AVFS : une architecture pensée pour l’audiovisuel
Au-delà du hardware, la vraie marque de fabrique des DDP réside dans AVFS. Là où la plupart des concurrents agrègent des systèmes tiers (XFS, ZFS, NTFS), AVFS assure une gestion fine des volumes, dossiers et droits d’accès, mais aussi une compatibilité totale avec les outils du marché : Avid Media Composer, Resolve, Premiere Pro, Blackmagic, ProTools. Le verrouillage des fichiers, la gestion des partages, la définition de folder-volumes et la granularité des permissions sont pensées pour garantir aux opérateurs la possibilité de travailler ensemble, sans intervention permanente d’un administrateur IT. « Développer notre propre système de fichiers était un pari technique majeur.
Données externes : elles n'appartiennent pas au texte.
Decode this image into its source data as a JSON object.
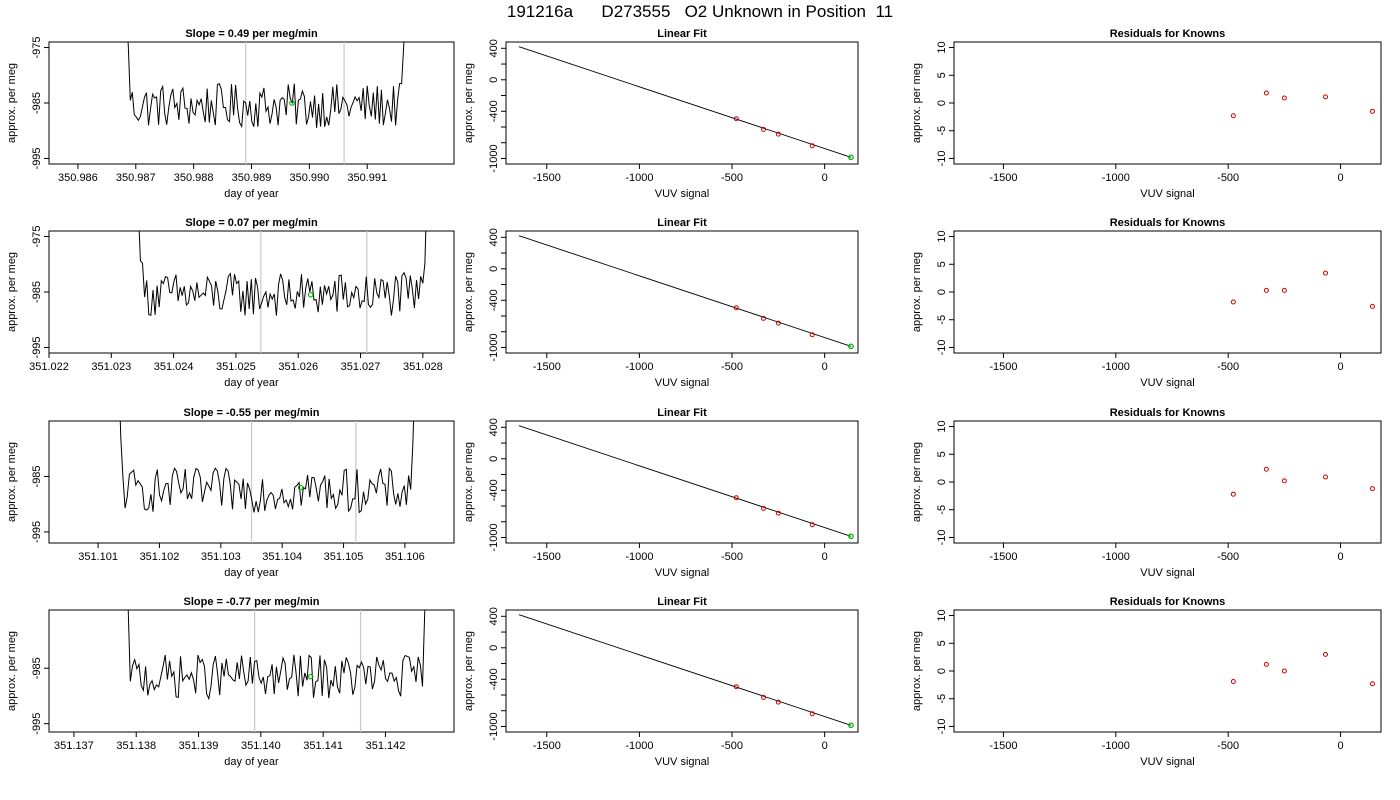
{
  "title": "191216a      D273555   O2 Unknown in Position  11",
  "colors": {
    "line": "#000000",
    "vline": "#c8c8c8",
    "known_point": "#cc0000",
    "unknown_point": "#00bb00",
    "axis": "#000000"
  },
  "chart_data": [
    {
      "type": "line",
      "panel": "drift",
      "row": 1,
      "title": "Slope =  0.49  per meg/min",
      "xlabel": "day of year",
      "ylabel": "approx. per meg",
      "xlim": [
        350.9855,
        350.9925
      ],
      "ylim": [
        -996,
        -974
      ],
      "xticks": [
        350.986,
        350.987,
        350.988,
        350.989,
        350.99,
        350.991
      ],
      "xtick_labels": [
        "350.986",
        "350.987",
        "350.988",
        "350.989",
        "350.990",
        "350.991"
      ],
      "yticks": [
        -975,
        -985,
        -995
      ],
      "ytick_labels": [
        "-975",
        "-985",
        "-995"
      ],
      "start": 350.9868,
      "end": 350.9917,
      "baseline": -985.5,
      "vlines": [
        350.9889,
        350.9906
      ],
      "point": {
        "x": 350.9897,
        "y": -985
      },
      "series": []
    },
    {
      "type": "line",
      "panel": "drift",
      "row": 2,
      "title": "Slope =  0.07  per meg/min",
      "xlabel": "day of year",
      "ylabel": "approx. per meg",
      "xlim": [
        351.022,
        351.0285
      ],
      "ylim": [
        -996,
        -974
      ],
      "xticks": [
        351.022,
        351.023,
        351.024,
        351.025,
        351.026,
        351.027,
        351.028
      ],
      "xtick_labels": [
        "351.022",
        "351.023",
        "351.024",
        "351.025",
        "351.026",
        "351.027",
        "351.028"
      ],
      "yticks": [
        -975,
        -985,
        -995
      ],
      "ytick_labels": [
        "-975",
        "-985",
        "-995"
      ],
      "start": 351.0234,
      "end": 351.0281,
      "baseline": -985.5,
      "vlines": [
        351.0254,
        351.0271
      ],
      "point": {
        "x": 351.0262,
        "y": -985.5
      },
      "series": []
    },
    {
      "type": "line",
      "panel": "drift",
      "row": 3,
      "title": "Slope =  -0.55  per meg/min",
      "xlabel": "day of year",
      "ylabel": "approx. per meg",
      "xlim": [
        351.1002,
        351.1068
      ],
      "ylim": [
        -997,
        -975
      ],
      "xticks": [
        351.101,
        351.102,
        351.103,
        351.104,
        351.105,
        351.106
      ],
      "xtick_labels": [
        "351.101",
        "351.102",
        "351.103",
        "351.104",
        "351.105",
        "351.106"
      ],
      "yticks": [
        -985,
        -995
      ],
      "ytick_labels": [
        "-985",
        "-995"
      ],
      "start": 351.1013,
      "end": 351.1062,
      "baseline": -987.5,
      "vlines": [
        351.1035,
        351.1052
      ],
      "point": {
        "x": 351.1043,
        "y": -987
      },
      "series": []
    },
    {
      "type": "line",
      "panel": "drift",
      "row": 4,
      "title": "Slope =  -0.77  per meg/min",
      "xlabel": "day of year",
      "ylabel": "approx. per meg",
      "xlim": [
        351.1366,
        351.1431
      ],
      "ylim": [
        -996.5,
        -974.5
      ],
      "xticks": [
        351.137,
        351.138,
        351.139,
        351.14,
        351.141,
        351.142
      ],
      "xtick_labels": [
        "351.137",
        "351.138",
        "351.139",
        "351.140",
        "351.141",
        "351.142"
      ],
      "yticks": [
        -985,
        -995
      ],
      "ytick_labels": [
        "-985",
        "-995"
      ],
      "start": 351.1378,
      "end": 351.1427,
      "baseline": -986.5,
      "vlines": [
        351.1399,
        351.1416
      ],
      "point": {
        "x": 351.1408,
        "y": -986.5
      },
      "series": []
    },
    {
      "type": "scatter",
      "panel": "fit",
      "row": 1,
      "title": "Linear Fit",
      "xlabel": "VUV signal",
      "ylabel": "approx. per meg",
      "xlim": [
        -1720,
        180
      ],
      "ylim": [
        -1070,
        480
      ],
      "xticks": [
        -1500,
        -1000,
        -500,
        0
      ],
      "xtick_labels": [
        "-1500",
        "-1000",
        "-500",
        "0"
      ],
      "yticks": [
        400,
        0,
        -400,
        -1000
      ],
      "ytick_labels": [
        "400",
        "0",
        "-400",
        "-1000"
      ],
      "yminor": [
        200,
        -200,
        -600,
        -800
      ],
      "line": [
        [
          -1650,
          420
        ],
        [
          142,
          -985
        ]
      ],
      "knowns": [
        [
          -477,
          -495
        ],
        [
          -330,
          -630
        ],
        [
          -250,
          -690
        ],
        [
          -67,
          -838
        ]
      ],
      "unknown": [
        142,
        -985
      ]
    },
    {
      "type": "scatter",
      "panel": "fit",
      "row": 2,
      "title": "Linear Fit",
      "xlabel": "VUV signal",
      "ylabel": "approx. per meg",
      "xlim": [
        -1720,
        180
      ],
      "ylim": [
        -1070,
        480
      ],
      "xticks": [
        -1500,
        -1000,
        -500,
        0
      ],
      "xtick_labels": [
        "-1500",
        "-1000",
        "-500",
        "0"
      ],
      "yticks": [
        400,
        0,
        -400,
        -1000
      ],
      "ytick_labels": [
        "400",
        "0",
        "-400",
        "-1000"
      ],
      "yminor": [
        200,
        -200,
        -600,
        -800
      ],
      "line": [
        [
          -1650,
          420
        ],
        [
          142,
          -985
        ]
      ],
      "knowns": [
        [
          -477,
          -495
        ],
        [
          -330,
          -630
        ],
        [
          -250,
          -690
        ],
        [
          -67,
          -838
        ]
      ],
      "unknown": [
        142,
        -985
      ]
    },
    {
      "type": "scatter",
      "panel": "fit",
      "row": 3,
      "title": "Linear Fit",
      "xlabel": "VUV signal",
      "ylabel": "approx. per meg",
      "xlim": [
        -1720,
        180
      ],
      "ylim": [
        -1070,
        480
      ],
      "xticks": [
        -1500,
        -1000,
        -500,
        0
      ],
      "xtick_labels": [
        "-1500",
        "-1000",
        "-500",
        "0"
      ],
      "yticks": [
        400,
        0,
        -400,
        -1000
      ],
      "ytick_labels": [
        "400",
        "0",
        "-400",
        "-1000"
      ],
      "yminor": [
        200,
        -200,
        -600,
        -800
      ],
      "line": [
        [
          -1650,
          420
        ],
        [
          142,
          -985
        ]
      ],
      "knowns": [
        [
          -477,
          -495
        ],
        [
          -330,
          -630
        ],
        [
          -250,
          -690
        ],
        [
          -67,
          -838
        ]
      ],
      "unknown": [
        142,
        -985
      ]
    },
    {
      "type": "scatter",
      "panel": "fit",
      "row": 4,
      "title": "Linear Fit",
      "xlabel": "VUV signal",
      "ylabel": "approx. per meg",
      "xlim": [
        -1720,
        180
      ],
      "ylim": [
        -1070,
        480
      ],
      "xticks": [
        -1500,
        -1000,
        -500,
        0
      ],
      "xtick_labels": [
        "-1500",
        "-1000",
        "-500",
        "0"
      ],
      "yticks": [
        400,
        0,
        -400,
        -1000
      ],
      "ytick_labels": [
        "400",
        "0",
        "-400",
        "-1000"
      ],
      "yminor": [
        200,
        -200,
        -600,
        -800
      ],
      "line": [
        [
          -1650,
          420
        ],
        [
          142,
          -985
        ]
      ],
      "knowns": [
        [
          -477,
          -495
        ],
        [
          -330,
          -630
        ],
        [
          -250,
          -690
        ],
        [
          -67,
          -838
        ]
      ],
      "unknown": [
        142,
        -985
      ]
    },
    {
      "type": "scatter",
      "panel": "resid",
      "row": 1,
      "title": "Residuals for Knowns",
      "xlabel": "VUV signal",
      "ylabel": "approx. per meg",
      "xlim": [
        -1720,
        180
      ],
      "ylim": [
        -11,
        11
      ],
      "xticks": [
        -1500,
        -1000,
        -500,
        0
      ],
      "xtick_labels": [
        "-1500",
        "-1000",
        "-500",
        "0"
      ],
      "yticks": [
        10,
        5,
        0,
        -5,
        -10
      ],
      "ytick_labels": [
        "10",
        "5",
        "0",
        "-5",
        "-10"
      ],
      "knowns": [
        [
          -477,
          -2.3
        ],
        [
          -330,
          1.8
        ],
        [
          -250,
          0.9
        ],
        [
          -67,
          1.1
        ],
        [
          142,
          -1.5
        ]
      ]
    },
    {
      "type": "scatter",
      "panel": "resid",
      "row": 2,
      "title": "Residuals for Knowns",
      "xlabel": "VUV signal",
      "ylabel": "approx. per meg",
      "xlim": [
        -1720,
        180
      ],
      "ylim": [
        -11,
        11
      ],
      "xticks": [
        -1500,
        -1000,
        -500,
        0
      ],
      "xtick_labels": [
        "-1500",
        "-1000",
        "-500",
        "0"
      ],
      "yticks": [
        10,
        5,
        0,
        -5,
        -10
      ],
      "ytick_labels": [
        "10",
        "5",
        "0",
        "-5",
        "-10"
      ],
      "knowns": [
        [
          -477,
          -1.8
        ],
        [
          -330,
          0.3
        ],
        [
          -250,
          0.3
        ],
        [
          -67,
          3.4
        ],
        [
          142,
          -2.6
        ]
      ]
    },
    {
      "type": "scatter",
      "panel": "resid",
      "row": 3,
      "title": "Residuals for Knowns",
      "xlabel": "VUV signal",
      "ylabel": "approx. per meg",
      "xlim": [
        -1720,
        180
      ],
      "ylim": [
        -11,
        11
      ],
      "xticks": [
        -1500,
        -1000,
        -500,
        0
      ],
      "xtick_labels": [
        "-1500",
        "-1000",
        "-500",
        "0"
      ],
      "yticks": [
        10,
        5,
        0,
        -5,
        -10
      ],
      "ytick_labels": [
        "10",
        "5",
        "0",
        "-5",
        "-10"
      ],
      "knowns": [
        [
          -477,
          -2.2
        ],
        [
          -330,
          2.3
        ],
        [
          -250,
          0.2
        ],
        [
          -67,
          0.9
        ],
        [
          142,
          -1.2
        ]
      ]
    },
    {
      "type": "scatter",
      "panel": "resid",
      "row": 4,
      "title": "Residuals for Knowns",
      "xlabel": "VUV signal",
      "ylabel": "approx. per meg",
      "xlim": [
        -1720,
        180
      ],
      "ylim": [
        -11,
        11
      ],
      "xticks": [
        -1500,
        -1000,
        -500,
        0
      ],
      "xtick_labels": [
        "-1500",
        "-1000",
        "-500",
        "0"
      ],
      "yticks": [
        10,
        5,
        0,
        -5,
        -10
      ],
      "ytick_labels": [
        "10",
        "5",
        "0",
        "-5",
        "-10"
      ],
      "knowns": [
        [
          -477,
          -1.9
        ],
        [
          -330,
          1.2
        ],
        [
          -250,
          0.0
        ],
        [
          -67,
          3.0
        ],
        [
          142,
          -2.3
        ]
      ]
    }
  ]
}
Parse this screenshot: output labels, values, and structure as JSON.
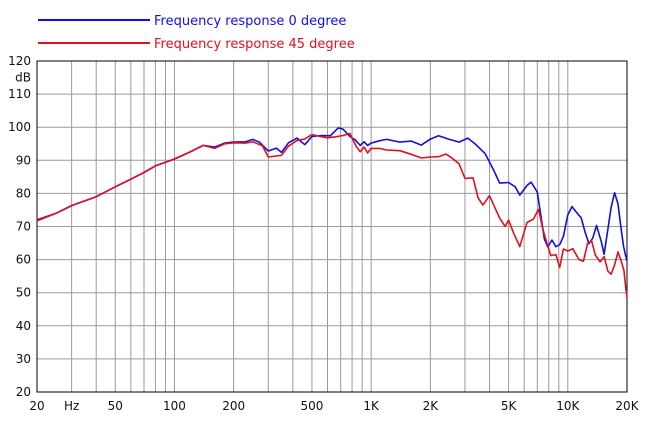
{
  "chart_data": {
    "type": "line",
    "title": "",
    "xlabel": "",
    "ylabel": "dB",
    "x_scale": "log",
    "xlim": [
      20,
      20000
    ],
    "ylim": [
      20,
      120
    ],
    "grid": true,
    "legend_position": "top-left",
    "x_tick_labels": [
      {
        "value": 20,
        "label": "20"
      },
      {
        "value": 30,
        "label": "Hz"
      },
      {
        "value": 50,
        "label": "50"
      },
      {
        "value": 100,
        "label": "100"
      },
      {
        "value": 200,
        "label": "200"
      },
      {
        "value": 500,
        "label": "500"
      },
      {
        "value": 1000,
        "label": "1K"
      },
      {
        "value": 2000,
        "label": "2K"
      },
      {
        "value": 5000,
        "label": "5K"
      },
      {
        "value": 10000,
        "label": "10K"
      },
      {
        "value": 20000,
        "label": "20K"
      }
    ],
    "y_ticks": [
      20,
      30,
      40,
      50,
      60,
      70,
      80,
      90,
      100,
      110,
      120
    ],
    "series": [
      {
        "name": "Frequency response 0 degree",
        "color": "#1010e0",
        "points": [
          [
            20,
            72
          ],
          [
            25,
            74
          ],
          [
            30,
            76.3
          ],
          [
            40,
            79
          ],
          [
            50,
            82
          ],
          [
            60,
            84.3
          ],
          [
            70,
            86.3
          ],
          [
            80,
            88.3
          ],
          [
            100,
            90.4
          ],
          [
            120,
            92.5
          ],
          [
            140,
            94.5
          ],
          [
            160,
            94
          ],
          [
            180,
            95.2
          ],
          [
            200,
            95.5
          ],
          [
            230,
            95.6
          ],
          [
            250,
            96.3
          ],
          [
            270,
            95.5
          ],
          [
            300,
            92.8
          ],
          [
            330,
            93.7
          ],
          [
            350,
            92.4
          ],
          [
            380,
            95.3
          ],
          [
            420,
            96.7
          ],
          [
            460,
            94.7
          ],
          [
            500,
            97.2
          ],
          [
            560,
            97.5
          ],
          [
            620,
            97.4
          ],
          [
            680,
            99.8
          ],
          [
            720,
            99.4
          ],
          [
            780,
            97.2
          ],
          [
            830,
            96.2
          ],
          [
            880,
            94.5
          ],
          [
            920,
            95.6
          ],
          [
            960,
            94.5
          ],
          [
            1000,
            95.2
          ],
          [
            1100,
            95.9
          ],
          [
            1200,
            96.3
          ],
          [
            1400,
            95.5
          ],
          [
            1600,
            95.8
          ],
          [
            1800,
            94.6
          ],
          [
            2000,
            96.4
          ],
          [
            2200,
            97.4
          ],
          [
            2500,
            96.3
          ],
          [
            2800,
            95.5
          ],
          [
            3100,
            96.7
          ],
          [
            3400,
            94.8
          ],
          [
            3800,
            92
          ],
          [
            4200,
            87
          ],
          [
            4500,
            83.1
          ],
          [
            5000,
            83.3
          ],
          [
            5400,
            82
          ],
          [
            5700,
            79.5
          ],
          [
            6200,
            82.4
          ],
          [
            6500,
            83.4
          ],
          [
            7000,
            80.4
          ],
          [
            7300,
            73.2
          ],
          [
            7600,
            66.2
          ],
          [
            7900,
            63.8
          ],
          [
            8300,
            65.9
          ],
          [
            8700,
            63.9
          ],
          [
            9100,
            64.5
          ],
          [
            9500,
            67
          ],
          [
            10000,
            73.5
          ],
          [
            10500,
            76
          ],
          [
            11000,
            74.5
          ],
          [
            11700,
            72.6
          ],
          [
            12200,
            68.6
          ],
          [
            12800,
            64.8
          ],
          [
            13400,
            66.5
          ],
          [
            14000,
            70.3
          ],
          [
            14800,
            65.4
          ],
          [
            15300,
            61.6
          ],
          [
            16000,
            69.2
          ],
          [
            16600,
            75.7
          ],
          [
            17300,
            80.2
          ],
          [
            18000,
            76.8
          ],
          [
            18700,
            68.9
          ],
          [
            19200,
            64.1
          ],
          [
            19600,
            61.6
          ],
          [
            20000,
            59.6
          ]
        ]
      },
      {
        "name": "Frequency response 45 degree",
        "color": "#e01020",
        "points": [
          [
            20,
            71.7
          ],
          [
            25,
            74
          ],
          [
            30,
            76.3
          ],
          [
            40,
            79
          ],
          [
            50,
            82
          ],
          [
            60,
            84.3
          ],
          [
            70,
            86.3
          ],
          [
            80,
            88.3
          ],
          [
            100,
            90.4
          ],
          [
            120,
            92.5
          ],
          [
            140,
            94.5
          ],
          [
            160,
            93.6
          ],
          [
            180,
            95
          ],
          [
            200,
            95.3
          ],
          [
            230,
            95.2
          ],
          [
            250,
            95.6
          ],
          [
            280,
            94.4
          ],
          [
            300,
            91
          ],
          [
            330,
            91.3
          ],
          [
            350,
            91.5
          ],
          [
            380,
            94.3
          ],
          [
            420,
            96
          ],
          [
            460,
            96.4
          ],
          [
            500,
            97.8
          ],
          [
            540,
            97.3
          ],
          [
            600,
            96.8
          ],
          [
            660,
            97.1
          ],
          [
            720,
            97.5
          ],
          [
            780,
            98.1
          ],
          [
            840,
            94.2
          ],
          [
            880,
            92.6
          ],
          [
            920,
            94
          ],
          [
            960,
            92.2
          ],
          [
            1000,
            93.6
          ],
          [
            1100,
            93.6
          ],
          [
            1200,
            93.1
          ],
          [
            1400,
            92.9
          ],
          [
            1600,
            91.8
          ],
          [
            1800,
            90.7
          ],
          [
            2000,
            91
          ],
          [
            2200,
            91.1
          ],
          [
            2400,
            91.9
          ],
          [
            2600,
            90.5
          ],
          [
            2800,
            88.9
          ],
          [
            3000,
            84.5
          ],
          [
            3300,
            84.7
          ],
          [
            3500,
            78.6
          ],
          [
            3700,
            76.5
          ],
          [
            4000,
            79.3
          ],
          [
            4500,
            72.6
          ],
          [
            4800,
            70
          ],
          [
            5000,
            71.9
          ],
          [
            5300,
            68
          ],
          [
            5700,
            63.9
          ],
          [
            6200,
            71.2
          ],
          [
            6700,
            72.3
          ],
          [
            7100,
            75.2
          ],
          [
            7500,
            68.8
          ],
          [
            7800,
            65.3
          ],
          [
            8200,
            61.2
          ],
          [
            8700,
            61.5
          ],
          [
            9100,
            57.6
          ],
          [
            9500,
            63.2
          ],
          [
            10000,
            62.6
          ],
          [
            10600,
            63.3
          ],
          [
            11400,
            60
          ],
          [
            12000,
            59.5
          ],
          [
            12600,
            64.8
          ],
          [
            13200,
            65.8
          ],
          [
            13800,
            61.4
          ],
          [
            14600,
            59.3
          ],
          [
            15300,
            60.9
          ],
          [
            16000,
            56.5
          ],
          [
            16600,
            55.6
          ],
          [
            17300,
            58.4
          ],
          [
            18000,
            62.3
          ],
          [
            18700,
            59.5
          ],
          [
            19300,
            56.6
          ],
          [
            19700,
            51.6
          ],
          [
            20000,
            48.5
          ]
        ]
      }
    ]
  }
}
Mais c’est le meilleur choix que nous ayons fait : cela nous permet de garantir un support ultra-réactif et d’adapter AVFS en temps réel aux retours des clients », résume Jan de Vitt. « En postproduction et broadcast, les besoins évoluent vite – on ne peut pas dépendre d’un système tiers dont le code ou les mises à jour sont hors de notre contrôle. Le choix AVFS, c’est ce qui fait que nos clients restent fidèles depuis plus de 15 ans ». La sécurité des données est également au cœur du dispositif avec authentification via contrôleur de domaine, HTTPS, double authentification, suivi des actions utilisateurs, verrouillage physique des baies, intégration native d’outils d’archivage et de backup (bande ou cloud) : tout a été pensé pour répondre à la sensibilité croissante autour de la protection des contenus originaux et de la lutte contre les ransomwares.
Enfin, Jan de Vitt insiste sur l’approche résolument on-premise d’Ardis Technologies : « Nous avons souvent été tentés d’ajouter des fonctions d’asset management, de MAM ou de cloud, mais nos clients nous demandent de la solidité, de la rapidité et la maîtrise des processus en interne. Le SAN DDP permet d’être cloud- et AI-ready, mais en gardant la pleine gestion des données localement, ce qui demeure essentiel pour des productions sensibles ». Avec près de 1000 systèmes en circulation dans le monde, DDP et AVFS se sont imposés dans les structures qui font du stockage partagé le cœur de leur process, qu’il s’agisse de longs-métrages, de séries, de pub ou d’archivage patrimonial.